The decisions to leave the ISL and to join the Five Schools League represent neither a change in the School’s admission policy nor a change to the mission of SPS athletics. For example, the School will not admit sixth formers or post graduate students.
 
St. Paul’s School currently offers three merit-based scholarships; the Cook for students from Montana, the Greene for students from Alabama, and the Ross for students from Northern New Jersey. The Cook, established in 1973 – the same year St. Paul’s joined the ISL – pre-dates the Greene and the Ross, and had been granted an exception to the league bylaw through more than four decades of competition. Cook scholars, like Greene and Ross scholars, are selected on the basis of character and academic accomplishment, not athletic achievement.
 
Director of Admission Scott Bohan ’94 pointed to the generosity of SPS families, in part through regional scholarships, as a primary reason the School is able to attract students from a wide variety of backgrounds.
 
“Creating an environment where students are exposed to others with different backgrounds and perspectives is important,” said Bohan. “The regional scholarships are recognition that bringing into our community students from less traditional boarding school markets is a key component to an SPS education. The scholarships have proven to be an important tool for the School, while also serving as an opportunity for remarkably talented and diverse students.” 
 
Though St. Paul’s would not have made the decision to withdraw from the ISL if not in violation of the bylaw prohibiting merit-based scholarships, SPS Athletic Director Scott Heitmiller ’81 said there are some positives to the transition.
 
“While we are sad to leave the ISL, this will actually give our athletic teams the flexibility to create more parity in their schedules,” said Heitmiller. “We have wonderful relationships with the ISL schools, relationships we will maintain outside of athletics.
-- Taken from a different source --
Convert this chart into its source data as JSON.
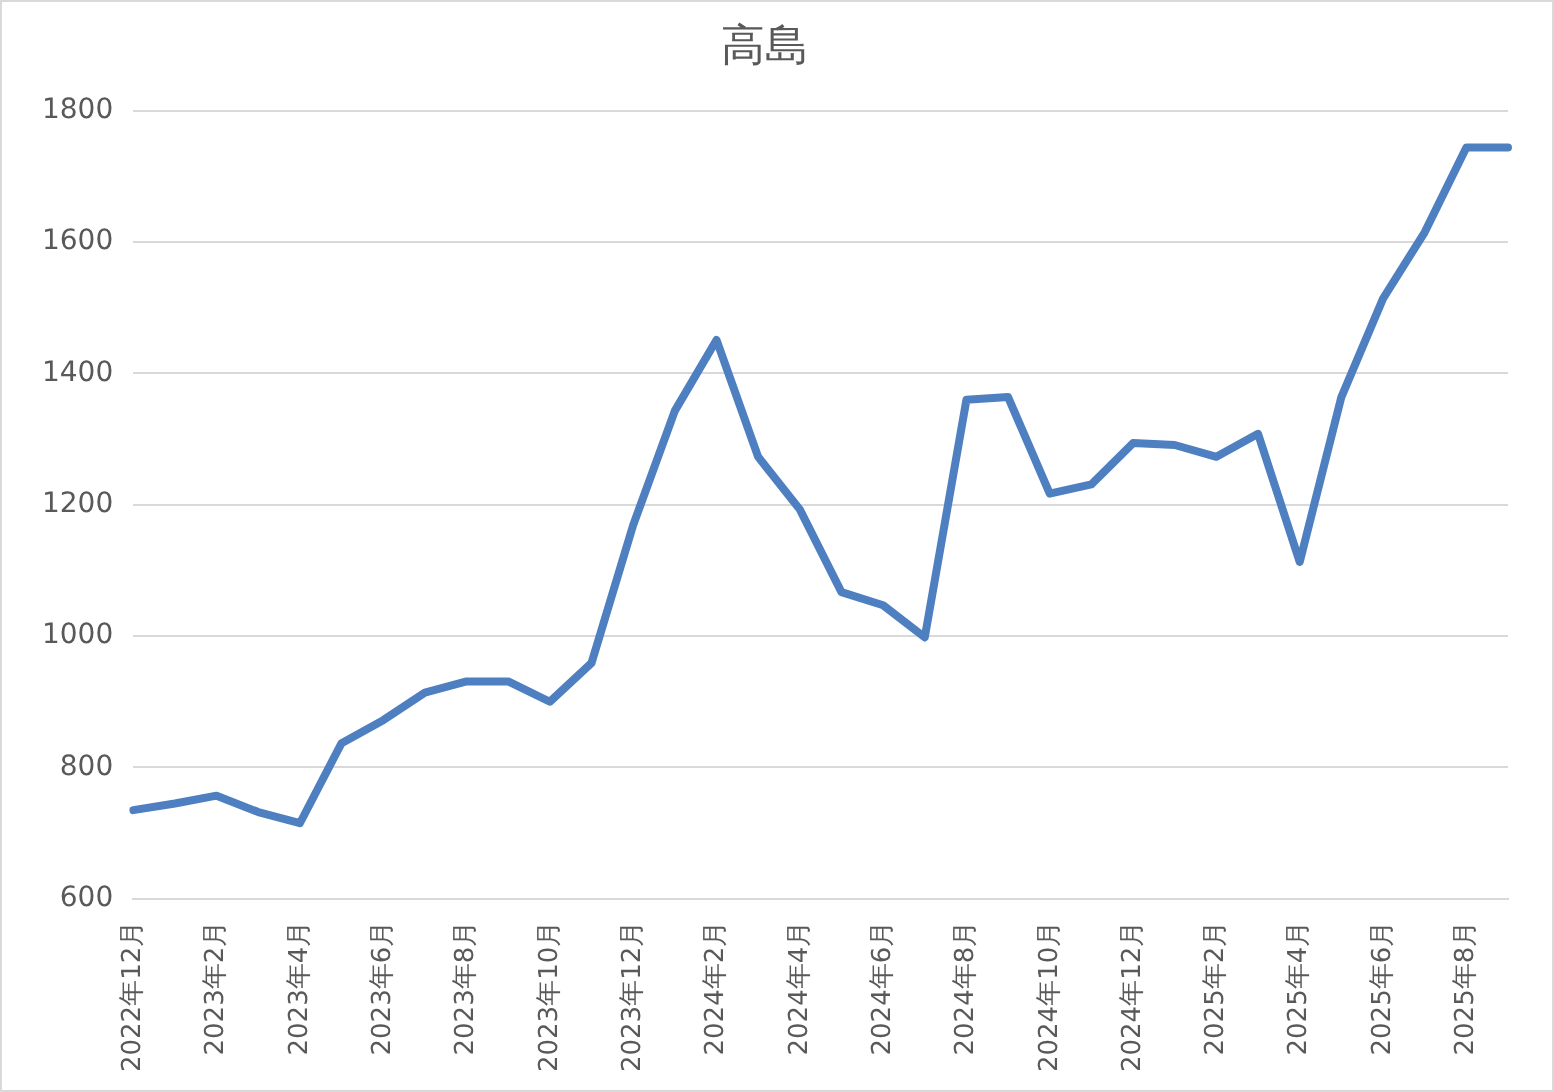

But we are hopeful that these schools will continue to compete with SPS teams as non-league opponents into the future, ensuring that we maintain those competitive rivalries.”
 
“We have the utmost respect for the ISL and all of its member schools,” said Hirschfeld, “and we are sad to have to make this decision.
 
Hirschfeld said that it is his sincerest hope that the School will maintain those relationships into the future, and that SPS student-athletes might continue to benefit from competition with many – if not all – ISL schools through non-league play.